Wczoraj do komendy w Wodzisławiu Śląskim zgłosiła się 60-letnia mieszkanka osiedla Tysiąclecia, która zawiadomiła o kradzieży telefonu komórkowego wartości 199 złotych na szkodę jej 14-letniego wnuczka. Policjanci Zespołu ds. Nieletnich przesłuchali na tą okoliczność chłopca, który opowiedział o całej sytuacji. Z jego relacji wynikało, że tuż przed lekcjami pod szkołą podszedł do niego starszy o rok gimnazjalista, który najpierw groził mu pobiciem a później zmusił go do wydania telefonu. Bojąc się starszego kolegi, który w szkole ma nie najlepszą opinię, 14-latek oddal mu swój telefon. 15-latek swoim zachowaniem wyczerpał znamiona przestępstwa wymuszenia rozbójniczego, które zagrożone jest karą nawet 10-letniego pobytu w więzieniu, ale o jego dalszym losie zadecyduje wkrótce sędzia rodzinny.
Komentarze
7 komentarzy
a co powiecie jak rodzice sie staraja,moga na glowie stawac a maja taka zaraze,ze i tak zrobi po swojemu?!Gimnazja to jest najgorsza rzecz jaką mogli wprowadzic,ni to młodzież ni to dziecko.Przed nowymi kolegami trzeba pokazac jakim sie jest twardzielem!GIMNAZJA DO LIKWIDACJI !!!!
a jeszcze wczesniej bymu reke przy samym lokciu uwalili....
pif-Nauczyciele biorą ciężką kasę, więc i też powinni mieć odpowiedzialność. Skoro jest tzw "wychowawca" to on odpowiada za to, jak wychowie dzieci. Chyba mi nie powiesz że spędzając z dziećmi dziennie po 6 -7 godzin, to ludzie nie są w stanie wychować dzieci. Ale dziś nie ma mądrych nauczycieli, czyli takich co znają się na robocie, dziś są same dupodajki, co tatuś im załatwił robotę w szkole. Wiesz ile ja zaliczyłem nauczycielek? Także zamężnych i dzieciatych. Kiedyś na Śląsku to nauczycielka musiała być panną i to powodowało że całe życie poświęcała do dzieci których uczyła i dlatego te dzieci wyrastały na ludzi, a teraz to w tych szkołach to te nauczycielki to same puszczalskie są, jak widziałem jak moja koleżanka , co ją ruchałem na tylnim siedzeniu swojego auta, się ubiera do szkoły, to zszokowało mnie to, że dyrektor ją tak ubraną wpuści do szkoły na lekcje z uczniami, bo ona wyglądała jak dziwka. Wiec jak takie nauczyciele i nauczycielki mają mieć autorytet, skoro na pierwszy rzut oka widać że to dziwka? Jak nie wierzysz, to idź pod szkołę, tam każda młodsza nauczycielka, taka przed 40 to wygląda jak dziwka pospolita, łącznie z makijarzem i fryzurą, wiec trudno żeby takie osoby szanować, a co dopiero uczniowie, bo nie ukrywajmy że poziom szkolnicytwa jest tragiczny, bo i same nauczycielki nie posiadają ani inteligencji, ani zapału do pracy i dzieci.

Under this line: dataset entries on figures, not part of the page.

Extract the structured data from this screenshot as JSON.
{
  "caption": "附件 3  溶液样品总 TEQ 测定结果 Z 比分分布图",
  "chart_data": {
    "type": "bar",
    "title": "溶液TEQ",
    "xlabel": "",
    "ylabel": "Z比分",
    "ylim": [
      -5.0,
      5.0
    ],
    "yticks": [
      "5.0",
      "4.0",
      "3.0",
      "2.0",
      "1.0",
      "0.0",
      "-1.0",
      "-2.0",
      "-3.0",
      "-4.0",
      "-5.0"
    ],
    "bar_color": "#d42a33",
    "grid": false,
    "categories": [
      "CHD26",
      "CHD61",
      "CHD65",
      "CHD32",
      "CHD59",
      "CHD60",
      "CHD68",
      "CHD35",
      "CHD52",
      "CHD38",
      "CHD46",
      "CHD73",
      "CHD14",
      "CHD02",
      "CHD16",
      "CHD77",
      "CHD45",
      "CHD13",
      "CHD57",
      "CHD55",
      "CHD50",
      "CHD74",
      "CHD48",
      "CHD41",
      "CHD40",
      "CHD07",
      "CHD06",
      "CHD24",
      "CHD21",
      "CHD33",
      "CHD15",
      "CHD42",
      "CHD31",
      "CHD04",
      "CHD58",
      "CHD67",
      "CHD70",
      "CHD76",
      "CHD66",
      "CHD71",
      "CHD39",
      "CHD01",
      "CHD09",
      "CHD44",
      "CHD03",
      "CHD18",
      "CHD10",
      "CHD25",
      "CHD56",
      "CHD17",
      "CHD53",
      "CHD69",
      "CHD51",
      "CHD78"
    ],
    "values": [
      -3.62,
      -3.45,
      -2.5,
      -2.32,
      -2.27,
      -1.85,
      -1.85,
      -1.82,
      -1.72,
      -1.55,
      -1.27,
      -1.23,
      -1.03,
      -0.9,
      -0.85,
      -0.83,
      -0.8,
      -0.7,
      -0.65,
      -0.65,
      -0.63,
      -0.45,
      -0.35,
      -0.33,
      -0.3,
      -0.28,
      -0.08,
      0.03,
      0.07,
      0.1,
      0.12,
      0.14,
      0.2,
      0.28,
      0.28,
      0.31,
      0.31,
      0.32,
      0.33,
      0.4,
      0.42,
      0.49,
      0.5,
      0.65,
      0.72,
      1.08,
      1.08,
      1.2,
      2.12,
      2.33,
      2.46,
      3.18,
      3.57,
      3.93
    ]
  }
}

prowda, a co mają do tego nauczyciele, że rodzice nie wychowali dziecka i muszą się z takimi użerać na co dzień?, chyba trzeba im raczej współczuć, bo jak sama nazwa wskazuje mają głównie uczyć, a w wychowaniu tylko pomagać, a zdaje się, że gimnazjum to powoli placówka resocjalizacyjna.
Ja bym temu ojcu tego dziecka łeb rozwalił, a matkę bym skazał na rok ciężkich robót, a jego nauczycieli na pół roku ciężkich robót za to że dziecko wychowali na bandytę. Z drugi strony skoro nie wolno wychowywać dzieci, bo to karalne to też trudno się dziwić że sami bandyci się mnożą.